How will your work help to improve society or reach people?
Our ultimate goal is to leverage the knowledge that we gain in our research to benefit human health. One question we are particularly interested in is whether we can harness microbial metabolism to mitigate the deleterious effects of chemical exposures. If possible, we could then use this information to design pre- or probiotic preventative therapies designed to protect populations at high risk for specific chemical exposures.
Recent news has pointed to the COVID-19 pandemic, systemic racism, and mental health as major societal health challenges. What part can researchers in your field play, in and out of the lab, in addressing these challenges?

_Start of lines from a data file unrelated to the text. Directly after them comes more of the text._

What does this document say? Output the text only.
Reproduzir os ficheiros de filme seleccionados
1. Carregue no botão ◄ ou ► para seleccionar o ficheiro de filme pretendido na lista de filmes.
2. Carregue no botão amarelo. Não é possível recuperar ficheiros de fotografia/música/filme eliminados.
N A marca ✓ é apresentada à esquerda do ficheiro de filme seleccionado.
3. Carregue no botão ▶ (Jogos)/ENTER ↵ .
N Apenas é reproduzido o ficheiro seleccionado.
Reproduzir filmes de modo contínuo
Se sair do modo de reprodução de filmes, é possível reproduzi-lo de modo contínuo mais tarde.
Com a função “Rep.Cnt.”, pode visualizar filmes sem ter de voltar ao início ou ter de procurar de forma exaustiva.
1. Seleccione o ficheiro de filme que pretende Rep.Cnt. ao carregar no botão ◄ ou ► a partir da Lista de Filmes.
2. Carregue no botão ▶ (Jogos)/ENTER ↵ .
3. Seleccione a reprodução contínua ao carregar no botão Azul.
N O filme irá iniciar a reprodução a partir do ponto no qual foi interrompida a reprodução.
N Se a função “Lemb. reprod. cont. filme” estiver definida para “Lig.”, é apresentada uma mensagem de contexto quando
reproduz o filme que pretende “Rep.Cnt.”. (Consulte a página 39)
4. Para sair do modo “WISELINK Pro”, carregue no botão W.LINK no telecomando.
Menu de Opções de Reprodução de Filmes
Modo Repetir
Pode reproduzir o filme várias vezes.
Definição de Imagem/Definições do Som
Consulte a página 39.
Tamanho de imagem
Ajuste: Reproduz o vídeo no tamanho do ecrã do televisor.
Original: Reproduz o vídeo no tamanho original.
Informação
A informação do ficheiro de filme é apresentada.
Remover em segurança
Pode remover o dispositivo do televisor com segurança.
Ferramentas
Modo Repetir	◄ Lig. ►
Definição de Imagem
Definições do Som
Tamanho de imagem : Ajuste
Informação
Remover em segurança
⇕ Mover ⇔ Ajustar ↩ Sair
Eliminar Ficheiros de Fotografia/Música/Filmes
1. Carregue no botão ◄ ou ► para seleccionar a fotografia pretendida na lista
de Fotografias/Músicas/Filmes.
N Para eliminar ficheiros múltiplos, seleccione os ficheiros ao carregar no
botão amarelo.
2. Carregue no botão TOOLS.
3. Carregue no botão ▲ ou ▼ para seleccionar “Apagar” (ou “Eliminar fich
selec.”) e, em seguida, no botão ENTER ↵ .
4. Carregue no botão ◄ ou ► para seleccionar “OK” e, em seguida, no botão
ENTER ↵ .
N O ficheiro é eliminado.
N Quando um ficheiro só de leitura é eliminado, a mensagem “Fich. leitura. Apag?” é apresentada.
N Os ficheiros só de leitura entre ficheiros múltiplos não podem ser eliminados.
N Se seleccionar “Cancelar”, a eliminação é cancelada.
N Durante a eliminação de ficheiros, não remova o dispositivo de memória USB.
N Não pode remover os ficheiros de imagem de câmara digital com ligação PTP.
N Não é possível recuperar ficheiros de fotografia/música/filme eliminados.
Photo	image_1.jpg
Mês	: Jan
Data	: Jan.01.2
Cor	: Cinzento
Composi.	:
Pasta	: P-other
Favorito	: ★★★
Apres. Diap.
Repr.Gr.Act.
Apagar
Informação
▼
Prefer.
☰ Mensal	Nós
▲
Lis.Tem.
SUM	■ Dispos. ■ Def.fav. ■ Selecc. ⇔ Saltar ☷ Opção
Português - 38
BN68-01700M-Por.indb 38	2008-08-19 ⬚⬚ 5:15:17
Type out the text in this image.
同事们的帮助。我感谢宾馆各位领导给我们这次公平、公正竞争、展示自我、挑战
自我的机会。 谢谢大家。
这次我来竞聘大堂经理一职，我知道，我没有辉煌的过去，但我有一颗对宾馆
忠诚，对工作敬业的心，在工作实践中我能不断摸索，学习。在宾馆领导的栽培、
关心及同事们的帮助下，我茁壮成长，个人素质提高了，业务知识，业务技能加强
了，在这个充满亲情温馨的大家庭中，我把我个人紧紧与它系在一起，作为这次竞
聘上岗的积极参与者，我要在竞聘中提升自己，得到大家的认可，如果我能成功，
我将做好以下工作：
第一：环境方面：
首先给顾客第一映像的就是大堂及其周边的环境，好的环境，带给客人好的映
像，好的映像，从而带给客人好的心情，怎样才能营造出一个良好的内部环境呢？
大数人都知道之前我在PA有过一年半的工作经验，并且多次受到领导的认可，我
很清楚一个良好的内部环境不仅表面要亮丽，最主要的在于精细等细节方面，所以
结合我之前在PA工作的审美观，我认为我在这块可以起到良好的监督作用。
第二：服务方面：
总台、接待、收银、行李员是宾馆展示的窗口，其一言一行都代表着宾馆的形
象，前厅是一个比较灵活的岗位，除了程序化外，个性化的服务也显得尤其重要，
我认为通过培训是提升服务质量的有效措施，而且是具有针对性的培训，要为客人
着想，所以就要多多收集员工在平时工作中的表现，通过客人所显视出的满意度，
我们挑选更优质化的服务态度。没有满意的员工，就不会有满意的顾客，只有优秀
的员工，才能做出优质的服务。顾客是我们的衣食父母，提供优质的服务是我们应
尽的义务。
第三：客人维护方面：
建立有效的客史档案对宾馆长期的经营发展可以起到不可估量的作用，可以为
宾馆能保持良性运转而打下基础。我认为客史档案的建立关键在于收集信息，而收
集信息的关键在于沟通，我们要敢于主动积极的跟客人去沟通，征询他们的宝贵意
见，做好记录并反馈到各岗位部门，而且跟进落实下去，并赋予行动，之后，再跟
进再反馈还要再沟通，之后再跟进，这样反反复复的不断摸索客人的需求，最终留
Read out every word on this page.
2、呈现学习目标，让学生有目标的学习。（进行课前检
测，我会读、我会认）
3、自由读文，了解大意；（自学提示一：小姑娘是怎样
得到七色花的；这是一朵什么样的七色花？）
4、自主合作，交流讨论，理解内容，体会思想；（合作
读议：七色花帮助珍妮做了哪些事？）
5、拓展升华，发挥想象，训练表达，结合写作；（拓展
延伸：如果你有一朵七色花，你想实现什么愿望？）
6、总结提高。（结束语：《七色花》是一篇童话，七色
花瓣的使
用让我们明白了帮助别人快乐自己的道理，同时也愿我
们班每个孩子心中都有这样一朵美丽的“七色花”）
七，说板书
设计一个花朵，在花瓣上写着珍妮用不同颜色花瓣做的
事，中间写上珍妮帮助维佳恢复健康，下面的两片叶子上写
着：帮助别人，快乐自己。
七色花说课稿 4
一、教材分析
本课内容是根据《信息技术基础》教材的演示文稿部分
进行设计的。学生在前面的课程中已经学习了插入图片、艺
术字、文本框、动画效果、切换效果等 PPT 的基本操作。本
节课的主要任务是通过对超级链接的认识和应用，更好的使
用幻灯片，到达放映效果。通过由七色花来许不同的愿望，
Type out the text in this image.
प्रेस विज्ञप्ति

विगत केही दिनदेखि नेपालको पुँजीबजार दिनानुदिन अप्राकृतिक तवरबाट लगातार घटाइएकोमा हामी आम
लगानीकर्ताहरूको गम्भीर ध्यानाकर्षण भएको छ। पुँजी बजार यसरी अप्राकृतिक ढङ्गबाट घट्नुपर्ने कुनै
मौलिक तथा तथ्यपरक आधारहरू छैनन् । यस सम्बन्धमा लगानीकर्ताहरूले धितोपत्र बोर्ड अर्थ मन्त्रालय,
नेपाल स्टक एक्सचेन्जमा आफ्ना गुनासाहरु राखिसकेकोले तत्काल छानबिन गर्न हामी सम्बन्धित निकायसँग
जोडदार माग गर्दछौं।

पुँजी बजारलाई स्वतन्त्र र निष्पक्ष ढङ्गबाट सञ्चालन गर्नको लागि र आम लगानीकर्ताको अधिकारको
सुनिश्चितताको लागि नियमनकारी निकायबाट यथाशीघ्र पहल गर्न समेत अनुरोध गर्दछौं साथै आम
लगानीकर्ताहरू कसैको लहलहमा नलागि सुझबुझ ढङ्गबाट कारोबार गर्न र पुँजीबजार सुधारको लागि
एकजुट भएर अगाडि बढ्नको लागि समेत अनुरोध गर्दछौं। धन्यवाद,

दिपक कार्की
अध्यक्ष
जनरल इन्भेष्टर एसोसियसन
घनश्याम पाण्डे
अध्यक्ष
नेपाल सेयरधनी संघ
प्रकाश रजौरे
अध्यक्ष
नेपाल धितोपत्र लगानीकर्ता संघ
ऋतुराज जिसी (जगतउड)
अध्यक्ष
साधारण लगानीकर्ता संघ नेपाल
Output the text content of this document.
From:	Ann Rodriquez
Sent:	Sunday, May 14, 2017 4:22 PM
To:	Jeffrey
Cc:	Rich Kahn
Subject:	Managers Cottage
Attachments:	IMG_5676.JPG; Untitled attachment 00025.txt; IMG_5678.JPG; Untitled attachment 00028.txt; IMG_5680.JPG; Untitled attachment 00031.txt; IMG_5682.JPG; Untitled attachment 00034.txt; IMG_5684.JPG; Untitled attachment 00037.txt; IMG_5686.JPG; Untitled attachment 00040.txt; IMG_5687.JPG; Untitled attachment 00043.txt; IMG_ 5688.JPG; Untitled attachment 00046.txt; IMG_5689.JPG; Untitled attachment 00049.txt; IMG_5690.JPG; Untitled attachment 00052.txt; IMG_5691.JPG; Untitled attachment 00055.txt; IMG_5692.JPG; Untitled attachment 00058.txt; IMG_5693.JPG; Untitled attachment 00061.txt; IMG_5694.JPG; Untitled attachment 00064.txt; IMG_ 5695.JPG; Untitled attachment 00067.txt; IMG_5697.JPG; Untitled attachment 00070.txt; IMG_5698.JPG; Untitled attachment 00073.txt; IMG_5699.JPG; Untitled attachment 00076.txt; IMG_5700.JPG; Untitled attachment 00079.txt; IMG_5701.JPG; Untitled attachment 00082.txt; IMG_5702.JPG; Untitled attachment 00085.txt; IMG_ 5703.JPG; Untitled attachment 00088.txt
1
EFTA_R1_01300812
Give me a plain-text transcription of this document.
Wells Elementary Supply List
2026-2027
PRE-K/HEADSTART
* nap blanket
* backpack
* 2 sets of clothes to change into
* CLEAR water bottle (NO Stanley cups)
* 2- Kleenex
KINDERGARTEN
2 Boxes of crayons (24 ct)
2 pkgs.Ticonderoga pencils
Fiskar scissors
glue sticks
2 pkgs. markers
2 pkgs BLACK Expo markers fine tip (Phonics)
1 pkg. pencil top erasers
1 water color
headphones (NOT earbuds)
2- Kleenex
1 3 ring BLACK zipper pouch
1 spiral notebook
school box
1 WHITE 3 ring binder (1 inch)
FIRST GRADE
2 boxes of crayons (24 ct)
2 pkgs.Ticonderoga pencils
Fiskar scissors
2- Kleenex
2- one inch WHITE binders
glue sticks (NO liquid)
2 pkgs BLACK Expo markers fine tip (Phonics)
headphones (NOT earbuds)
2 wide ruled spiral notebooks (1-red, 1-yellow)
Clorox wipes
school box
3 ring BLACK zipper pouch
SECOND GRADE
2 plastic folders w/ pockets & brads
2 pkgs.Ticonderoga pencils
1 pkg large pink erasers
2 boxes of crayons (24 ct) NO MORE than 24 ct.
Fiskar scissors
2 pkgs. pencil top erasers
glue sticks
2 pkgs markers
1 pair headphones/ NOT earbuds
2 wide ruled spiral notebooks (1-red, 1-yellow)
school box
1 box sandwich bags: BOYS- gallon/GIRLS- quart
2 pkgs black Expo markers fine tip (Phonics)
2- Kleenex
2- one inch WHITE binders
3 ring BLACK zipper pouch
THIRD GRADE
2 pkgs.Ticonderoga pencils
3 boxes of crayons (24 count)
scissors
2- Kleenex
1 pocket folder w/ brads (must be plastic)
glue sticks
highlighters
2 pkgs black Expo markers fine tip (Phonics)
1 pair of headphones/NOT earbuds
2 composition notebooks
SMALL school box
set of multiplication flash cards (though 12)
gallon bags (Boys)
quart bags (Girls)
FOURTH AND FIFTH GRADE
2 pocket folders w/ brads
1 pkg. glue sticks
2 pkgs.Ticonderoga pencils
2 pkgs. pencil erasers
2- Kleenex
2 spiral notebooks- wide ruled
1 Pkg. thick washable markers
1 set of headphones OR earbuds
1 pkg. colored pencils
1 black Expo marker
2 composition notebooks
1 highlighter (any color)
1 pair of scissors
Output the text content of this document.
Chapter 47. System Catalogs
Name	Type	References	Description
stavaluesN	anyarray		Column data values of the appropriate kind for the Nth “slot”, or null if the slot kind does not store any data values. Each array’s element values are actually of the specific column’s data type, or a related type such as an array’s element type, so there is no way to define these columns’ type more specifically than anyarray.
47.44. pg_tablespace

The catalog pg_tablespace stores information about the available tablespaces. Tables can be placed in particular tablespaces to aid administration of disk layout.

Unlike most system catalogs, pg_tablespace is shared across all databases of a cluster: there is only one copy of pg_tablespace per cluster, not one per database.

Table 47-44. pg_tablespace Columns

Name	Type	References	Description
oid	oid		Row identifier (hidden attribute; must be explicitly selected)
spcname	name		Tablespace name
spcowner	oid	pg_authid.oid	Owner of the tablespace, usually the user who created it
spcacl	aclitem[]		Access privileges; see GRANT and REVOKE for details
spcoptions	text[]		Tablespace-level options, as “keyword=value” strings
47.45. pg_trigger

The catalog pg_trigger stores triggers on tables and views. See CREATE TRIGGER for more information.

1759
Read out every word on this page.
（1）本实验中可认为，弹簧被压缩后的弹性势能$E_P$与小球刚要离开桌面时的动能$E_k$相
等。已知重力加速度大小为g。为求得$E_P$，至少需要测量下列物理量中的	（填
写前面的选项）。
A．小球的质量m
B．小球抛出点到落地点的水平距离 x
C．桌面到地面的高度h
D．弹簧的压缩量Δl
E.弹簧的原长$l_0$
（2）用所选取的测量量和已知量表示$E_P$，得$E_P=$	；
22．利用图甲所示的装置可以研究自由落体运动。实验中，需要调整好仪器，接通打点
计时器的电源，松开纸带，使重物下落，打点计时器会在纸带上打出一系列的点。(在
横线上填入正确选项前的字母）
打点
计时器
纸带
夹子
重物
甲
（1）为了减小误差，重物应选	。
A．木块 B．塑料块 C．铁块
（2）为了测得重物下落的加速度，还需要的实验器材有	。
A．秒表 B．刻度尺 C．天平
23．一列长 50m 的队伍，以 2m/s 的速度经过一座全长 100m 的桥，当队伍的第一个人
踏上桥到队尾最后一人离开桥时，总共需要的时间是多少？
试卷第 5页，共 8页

Science is actually pretty nimble when it needs to be. For example, as the danger of SARS-CoV-2 was realized millions of dollars of research capital were released and overnight thousands of scientists around the globe were adapting their programs to address the looming pandemic. With this level of intellectual and financial investment, science can and does move mountains – three viable vaccines were developed in under a year. Similar investments aimed at promoting mental health research would likely yield valuable insights that would benefit millions of lives. Unfortunately, there is no vaccine or drug for systemic racism. However, we can and should work to identify and eradicate barriers in high education that have disproportionately impacted underserved groups. One rapidly implementable solution to enhance inclusion is to eliminate admission evaluation metrics that are known to disadvantage underserved groups. Across campus I see a lot of progress being made in this area. I was heartened by the Department of Pathobiology’s decision to reevaluate our use of the GRE as a metric for graduate admission. Similarly, the College of Veterinary Medicine has moved to eliminate admission evaluation criteria that limit inclusion of diverse groups. I am hopeful that these actions will spark broader and bolder actions to build a better, more equitable, and inclusive academic environment at Illinois.
Do you want to tell us about any projects or activities that you are particularly excited about right now?
One of the really exciting developments in my lab right now is the launch of our zebrafish facility. The advantage of the fish model in microbiome research is that it allows high-throughput economical investigations of host-microbiota-environment interactions. We plan to leverage this strength to gain insights into the effects of agrochemical exposure on the microbiome and weight gain across development.